Es lässt sich gar nicht so richtig in glaubhafte Worte fassen. Der Blogeintrag muss schon allein aus diesem Grund darauf warten, mitten in der Nacht getätigt zu werden...
Die heutige Etappe erzeugt Worte in den eigenen Gedanken, die für sich genommen fast schon gewaltig klingen: Besinnung, Resümee, Reminiszenz, Elektrisierung, Glaube, Abschied,...
Und dennoch ist diese zehnte Etappe von Leichtigkeit geprägt. Leichtigkeit und Entschleunigung. Wir merken die Rucksäcke nicht mehr, trotzdem sie mit dem einen oder anderen kleinen Mitbringsel gefüllt sind und zu Beginn der Etappe auch noch volle Flaschen beinhalten. Die Füsse tun kaum noch weh beim Gehen. Das morgendliche Losgehen ist eingespielt, nach kurzer Suche sind wir auf dem Camino, überholen die Pilger-Touris und finden dann zu unserem eigenen Tempo. Heute etwas langsamer, ohne dass wir dies bewusst täten. Aber die wundervolle Landschaft, die heute sehr abwechslungsreiche und leichte Wegführung und nicht zuletzt das Wissen um unsere Annäherung an das Ziel geben einen ruhigeren Schritt vor.
Unterwegs treffen wir so viele der uns mittlerweile vertrauten Menschen wieder. Die Zwischenstopps verlängern sich entsprechend, man genießt das Beisammensein. Cafe americano ist längst zum Standardgetränk geworden, Sohnemann hat sich auf Eistee und Kakao festgelegt. Und nach den Stopps geht es wieder auf den Weg.
Schweigend über weite Teile. Tatsächlich dringt selbst aus den mit dem Handy verbundenen Kopfhörern meines Sohnes heute nicht leise seine Musik. Stattdessen hört er sich über Stunden die Geschichte "Bob dem Streuner", einem ehemals Drogenabhängigen der dank der Freundschaft zu einer Katze zu sich findet, an. Ab und an reden wir über den Weg, über unsere Pilgerfreunde oder unser Tempo. Die Herberge der letzten Nacht ist kein Thema mehr.
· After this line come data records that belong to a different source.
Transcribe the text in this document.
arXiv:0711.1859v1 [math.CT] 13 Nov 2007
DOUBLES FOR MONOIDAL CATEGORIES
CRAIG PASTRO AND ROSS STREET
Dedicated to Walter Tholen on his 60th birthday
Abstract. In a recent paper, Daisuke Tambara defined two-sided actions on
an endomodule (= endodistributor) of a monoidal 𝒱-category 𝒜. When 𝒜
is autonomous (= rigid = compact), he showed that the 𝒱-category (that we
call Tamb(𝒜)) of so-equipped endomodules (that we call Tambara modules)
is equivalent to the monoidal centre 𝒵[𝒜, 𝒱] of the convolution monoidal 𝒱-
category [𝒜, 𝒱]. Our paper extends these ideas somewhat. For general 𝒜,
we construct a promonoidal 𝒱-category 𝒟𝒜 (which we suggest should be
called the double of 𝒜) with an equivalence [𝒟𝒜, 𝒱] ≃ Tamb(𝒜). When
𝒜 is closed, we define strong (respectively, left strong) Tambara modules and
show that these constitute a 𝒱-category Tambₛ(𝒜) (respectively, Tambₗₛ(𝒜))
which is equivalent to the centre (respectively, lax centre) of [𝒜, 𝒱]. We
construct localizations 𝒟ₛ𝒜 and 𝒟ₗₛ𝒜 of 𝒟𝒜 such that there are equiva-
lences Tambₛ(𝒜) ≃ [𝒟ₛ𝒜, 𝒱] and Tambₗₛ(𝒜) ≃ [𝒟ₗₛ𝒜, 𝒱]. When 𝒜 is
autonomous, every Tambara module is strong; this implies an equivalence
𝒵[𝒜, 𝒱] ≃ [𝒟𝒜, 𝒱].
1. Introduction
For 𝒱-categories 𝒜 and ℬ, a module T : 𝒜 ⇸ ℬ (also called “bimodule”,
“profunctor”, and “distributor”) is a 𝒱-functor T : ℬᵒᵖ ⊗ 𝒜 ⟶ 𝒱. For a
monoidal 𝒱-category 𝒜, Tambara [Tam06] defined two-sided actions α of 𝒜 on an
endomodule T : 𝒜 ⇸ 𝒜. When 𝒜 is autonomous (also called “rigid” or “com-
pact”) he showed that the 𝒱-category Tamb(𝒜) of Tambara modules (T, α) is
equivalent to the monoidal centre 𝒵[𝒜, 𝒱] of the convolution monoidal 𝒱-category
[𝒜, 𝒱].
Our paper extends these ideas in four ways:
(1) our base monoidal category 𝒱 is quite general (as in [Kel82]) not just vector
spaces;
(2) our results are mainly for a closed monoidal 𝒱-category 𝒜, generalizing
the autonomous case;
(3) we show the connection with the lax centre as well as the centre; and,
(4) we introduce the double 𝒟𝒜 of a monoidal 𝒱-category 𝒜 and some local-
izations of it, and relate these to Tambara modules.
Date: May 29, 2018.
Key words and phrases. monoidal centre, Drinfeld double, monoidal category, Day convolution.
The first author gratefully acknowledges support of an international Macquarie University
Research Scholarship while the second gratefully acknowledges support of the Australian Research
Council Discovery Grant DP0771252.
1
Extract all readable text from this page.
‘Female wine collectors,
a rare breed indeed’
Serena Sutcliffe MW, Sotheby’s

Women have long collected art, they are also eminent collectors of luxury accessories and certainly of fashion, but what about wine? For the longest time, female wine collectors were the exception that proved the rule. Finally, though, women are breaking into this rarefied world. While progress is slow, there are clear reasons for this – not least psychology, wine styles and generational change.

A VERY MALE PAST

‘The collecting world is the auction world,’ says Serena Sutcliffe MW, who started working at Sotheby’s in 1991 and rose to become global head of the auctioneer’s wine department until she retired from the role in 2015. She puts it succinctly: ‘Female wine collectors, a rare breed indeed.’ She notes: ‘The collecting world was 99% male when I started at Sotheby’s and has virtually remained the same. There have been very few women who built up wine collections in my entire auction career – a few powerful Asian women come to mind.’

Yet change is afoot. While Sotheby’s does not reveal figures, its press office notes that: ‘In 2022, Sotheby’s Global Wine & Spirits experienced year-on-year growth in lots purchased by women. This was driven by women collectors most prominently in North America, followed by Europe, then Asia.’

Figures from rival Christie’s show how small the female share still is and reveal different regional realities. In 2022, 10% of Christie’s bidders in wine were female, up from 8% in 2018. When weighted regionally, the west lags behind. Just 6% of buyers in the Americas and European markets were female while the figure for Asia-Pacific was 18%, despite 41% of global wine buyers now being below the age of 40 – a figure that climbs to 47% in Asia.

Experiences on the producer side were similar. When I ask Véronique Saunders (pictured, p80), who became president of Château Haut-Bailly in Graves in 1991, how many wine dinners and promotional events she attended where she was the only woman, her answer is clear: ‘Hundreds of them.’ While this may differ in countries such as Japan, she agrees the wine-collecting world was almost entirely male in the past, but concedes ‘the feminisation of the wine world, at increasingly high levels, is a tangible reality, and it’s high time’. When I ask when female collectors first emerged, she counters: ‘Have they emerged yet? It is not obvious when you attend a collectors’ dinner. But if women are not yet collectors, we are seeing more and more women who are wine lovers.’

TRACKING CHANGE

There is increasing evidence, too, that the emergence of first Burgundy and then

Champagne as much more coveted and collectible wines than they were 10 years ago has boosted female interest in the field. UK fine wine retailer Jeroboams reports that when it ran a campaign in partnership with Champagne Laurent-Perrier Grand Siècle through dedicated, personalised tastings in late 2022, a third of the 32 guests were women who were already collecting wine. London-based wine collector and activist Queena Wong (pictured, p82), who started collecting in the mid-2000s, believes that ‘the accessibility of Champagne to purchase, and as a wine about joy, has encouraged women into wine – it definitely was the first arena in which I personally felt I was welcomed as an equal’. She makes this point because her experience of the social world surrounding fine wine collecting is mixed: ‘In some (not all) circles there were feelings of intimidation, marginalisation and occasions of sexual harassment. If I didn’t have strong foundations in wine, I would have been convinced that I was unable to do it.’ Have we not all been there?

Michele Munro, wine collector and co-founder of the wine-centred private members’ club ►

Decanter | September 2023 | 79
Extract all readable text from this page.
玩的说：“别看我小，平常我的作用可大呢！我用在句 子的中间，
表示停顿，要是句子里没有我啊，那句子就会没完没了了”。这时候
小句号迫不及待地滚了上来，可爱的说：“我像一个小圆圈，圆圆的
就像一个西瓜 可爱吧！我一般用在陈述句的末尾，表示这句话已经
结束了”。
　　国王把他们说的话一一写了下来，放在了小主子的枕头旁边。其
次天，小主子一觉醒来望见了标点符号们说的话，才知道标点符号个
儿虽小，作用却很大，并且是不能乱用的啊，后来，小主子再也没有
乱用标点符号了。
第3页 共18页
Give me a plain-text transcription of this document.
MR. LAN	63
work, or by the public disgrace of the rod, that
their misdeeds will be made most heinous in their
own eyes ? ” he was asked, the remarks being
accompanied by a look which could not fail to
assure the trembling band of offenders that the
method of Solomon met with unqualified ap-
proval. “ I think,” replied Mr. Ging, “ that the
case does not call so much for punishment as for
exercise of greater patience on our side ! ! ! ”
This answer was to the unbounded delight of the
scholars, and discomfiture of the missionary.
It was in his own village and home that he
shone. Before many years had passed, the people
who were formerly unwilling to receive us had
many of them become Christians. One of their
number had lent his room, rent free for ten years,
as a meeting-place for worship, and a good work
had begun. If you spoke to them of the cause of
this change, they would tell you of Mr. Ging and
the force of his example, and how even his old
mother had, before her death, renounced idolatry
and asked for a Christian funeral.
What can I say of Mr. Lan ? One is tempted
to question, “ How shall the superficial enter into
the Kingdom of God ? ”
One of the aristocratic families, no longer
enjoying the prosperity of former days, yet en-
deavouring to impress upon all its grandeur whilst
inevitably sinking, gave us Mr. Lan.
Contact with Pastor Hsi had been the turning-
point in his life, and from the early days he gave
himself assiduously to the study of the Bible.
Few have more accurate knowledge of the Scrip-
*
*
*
Und dann ist wieder Zeit zum Nachdenken. Zum Beispiel über jene herausfordernde Etappe, die zwischendurch unschaffbar schien und diesen Moment des Beschenktwerdens enthielt. Vom Gipfel des an diesem Tag bezwungenen Berges habe ich einen kleinen Stein mitgenommen. Der wird mich an diesen Tag erinnern. Die großartigen Menschen sind auf einmal alle präsent. Steffi, Patrizia, Guido, Pia, Cathleen (die vielleicht ja Kathleen heißt), die uns nach einem gemeinsamen Abend in einer Casa in Valinhas immer wieder über den Weg laufen, die wir zwischendurch verloren zu haben glauben und uns über ein Zusammenfinden so sehr freuen. Helmut, der seine wundervolle Unterkunft in Rubiäes betreibt, vor allem zuhören und inspirieren kann und die so nachhaltig wirkenden Erfahrungen einer Pilgerfreundin berichtet. Das Kleinteam, von dem wir immer noch nicht wissen, ob Oma und Enkel oder Mutter und Kind pilgern. Jene ältere Dame, die uns seit Arkonde immer wieder an Aufstiegen begegnet und als einzige meinen Sohn fragt, wie ihm das Pilgern denn gefällt. Sie gibt ihm den Raum für das Aussprechen der Freude am gemeinsamen Gehen. Und da sind die vielen hier lebenden Menschen, die uns Pilger mit so viel Offenheit und Herzlichkeit begegnen.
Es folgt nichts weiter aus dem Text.